JuliaSmoothOptimizers / NLPModels.jl

Data Structures for Optimization Models
Other
175 stars 35 forks source link

Uniform returned type in the NLPModel API #454

Closed tmigot closed 7 months ago

tmigot commented 8 months ago

I think we should clarify the returned type in the API.

Essentially, when calling grad(nlp::AbstractNLPModel{T, S}, x::V) where {T, S, V} we have two options:

In general, I think assuming S == V is too restrictive. Personally, I prefer option ii) as it is easier to implement multi-precision.

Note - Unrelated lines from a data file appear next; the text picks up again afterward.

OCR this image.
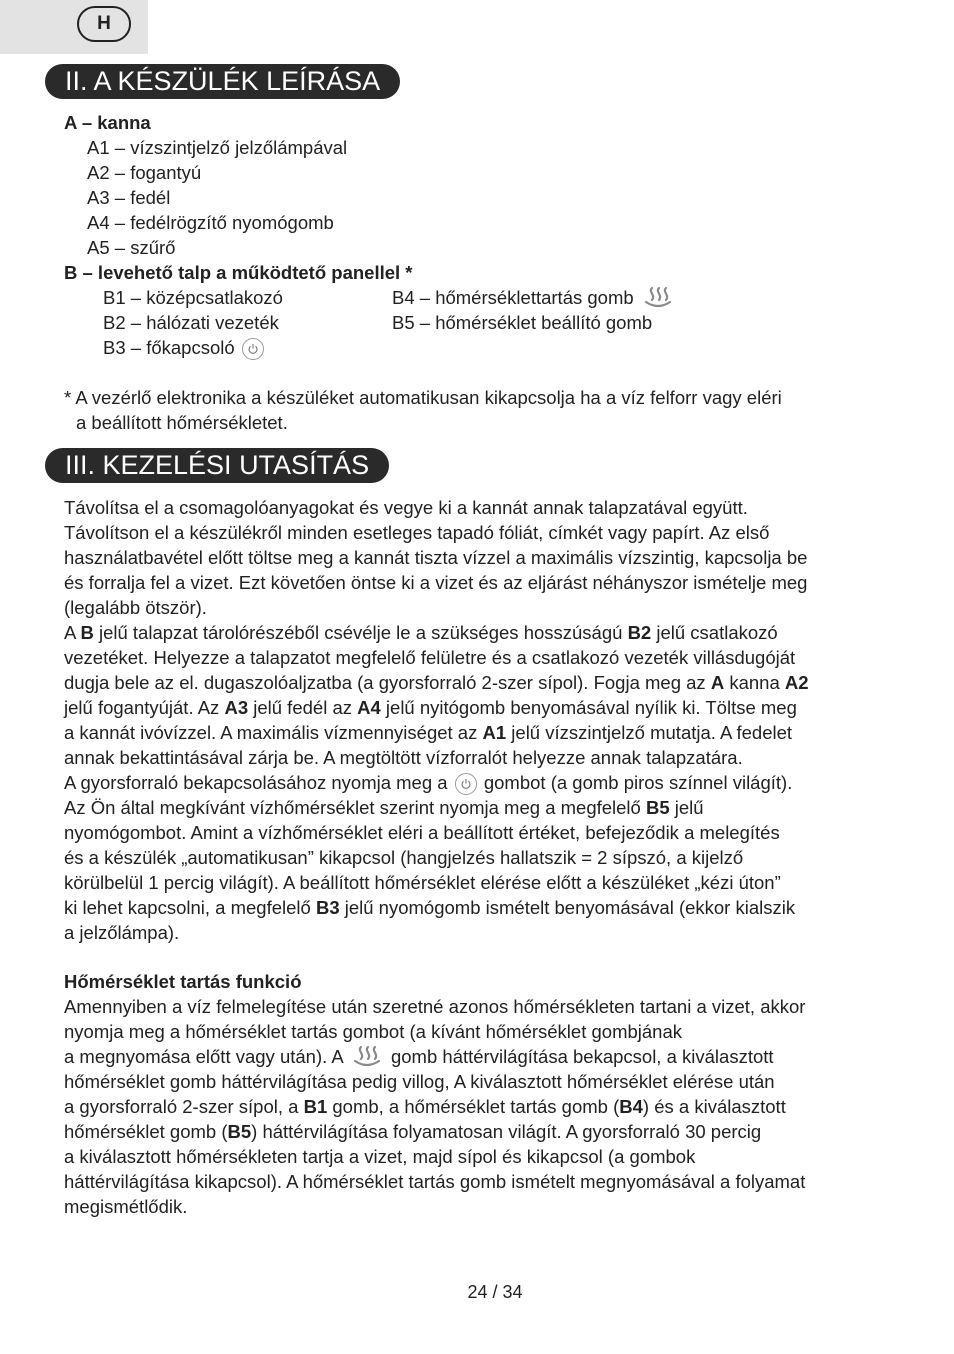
H
II. A KÉSZÜLÉK LEÍRÁSA
A – kanna
A1 – vízszintjelző jelzőlámpával
A2 – fogantyú
A3 – fedél
A4 – fedélrögzítő nyomógomb
A5 – szűrő
B – levehető talp a működtető panellel *
B1 – középcsatlakozó
B2 – hálózati vezeték
B3 – főkapcsoló
B4 – hőmérséklettartás gomb
B5 – hőmérséklet beállító gomb
* A vezérlő elektronika a készüléket automatikusan kikapcsolja ha a víz felforr vagy eléri
a beállított hőmérsékletet.
III. KEZELÉSI UTASÍTÁS
Távolítsa el a csomagolóanyagokat és vegye ki a kannát annak talapzatával együtt.
Távolítson el a készülékről minden esetleges tapadó fóliát, címkét vagy papírt. Az első
használatbavétel előtt töltse meg a kannát tiszta vízzel a maximális vízszintig, kapcsolja be
és forralja fel a vizet. Ezt követően öntse ki a vizet és az eljárást néhányszor ismételje meg
(legalább ötször).
A B jelű talapzat tárolórészéből csévélje le a szükséges hosszúságú B2 jelű csatlakozó
vezetéket. Helyezze a talapzatot megfelelő felületre és a csatlakozó vezeték villásdugóját
dugja bele az el. dugaszolóaljzatba (a gyorsforraló 2-szer sípol). Fogja meg az A kanna A2
jelű fogantyúját. Az A3 jelű fedél az A4 jelű nyitógomb benyomásával nyílik ki. Töltse meg
a kannát ivóvízzel. A maximális vízmennyiséget az A1 jelű vízszintjelző mutatja. A fedelet
annak bekattintásával zárja be. A megtöltött vízforralót helyezze annak talapzatára.
A gyorsforraló bekapcsolásához nyomja meg a gombot (a gomb piros színnel világít).
Az Ön által megkívánt vízhőmérséklet szerint nyomja meg a megfelelő B5 jelű
nyomógombot. Amint a vízhőmérséklet eléri a beállított értéket, befejeződik a melegítés
és a készülék „automatikusan” kikapcsol (hangjelzés hallatszik = 2 sípszó, a kijelző
körülbelül 1 percig világít). A beállított hőmérséklet elérése előtt a készüléket „kézi úton”
ki lehet kapcsolni, a megfelelő B3 jelű nyomógomb ismételt benyomásával (ekkor kialszik
a jelzőlámpa).
Hőmérséklet tartás funkció
Amennyiben a víz felmelegítése után szeretné azonos hőmérsékleten tartani a vizet, akkor
nyomja meg a hőmérséklet tartás gombot (a kívánt hőmérséklet gombjának
a megnyomása előtt vagy után). A	gomb háttérvilágítása bekapcsol, a kiválasztott
hőmérséklet gomb háttérvilágítása pedig villog, A kiválasztott hőmérséklet elérése után
a gyorsforraló 2-szer sípol, a B1 gomb, a hőmérséklet tartás gomb (B4) és a kiválasztott
hőmérséklet gomb (B5) háttérvilágítása folyamatosan világít. A gyorsforraló 30 percig
a kiválasztott hőmérsékleten tartja a vizet, majd sípol és kikapcsol (a gombok
háttérvilágítása kikapcsol). A hőmérséklet tartás gomb ismételt megnyomásával a folyamat
megismétlődik.
24 / 34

@amontoison @abelsiqueira @dpo What do you think? i) or ii) or ... ?

Illustration

There are some incoherences right now, for instance, the functions grad(nlp, x) or residual(nls,x) do not have the same behavior.

using CUDA, NLPModels, NLPModelsTest # https://github.com/JuliaSmoothOptimizers/NLPModelsTest.jl#use-gpu

nls = LLS(CuArray{Float32})
x32 = nls.meta.x0
CUDA.allowscalar() do 
  residual(nls, x32)
end
x64 = fill!(CuArray{Float64}(undef, 2), 0)
CUDA.allowscalar() do 
  residual(nls, x64) # ERROR: MethodError: no method matching residual(::LLS{Float32, CuArray{Float32}}, ::CuArray{Float64, 1, CUDA.Mem.DeviceBuffer})
end

CUDA.allowscalar() do 
  grad(nls, x64) # Return a CuArray{Float64, 1, CUDA.Mem.DeviceBuffer}
end

This is connected to https://github.com/JuliaSmoothOptimizers/NLPModelsTest.jl/pull/105

amontoison commented 8 months ago
tmigot commented 8 months ago

Oh sorry, I fixed my suggestion. I liked ii) better as it allows to have a model and still evaluate in another precision.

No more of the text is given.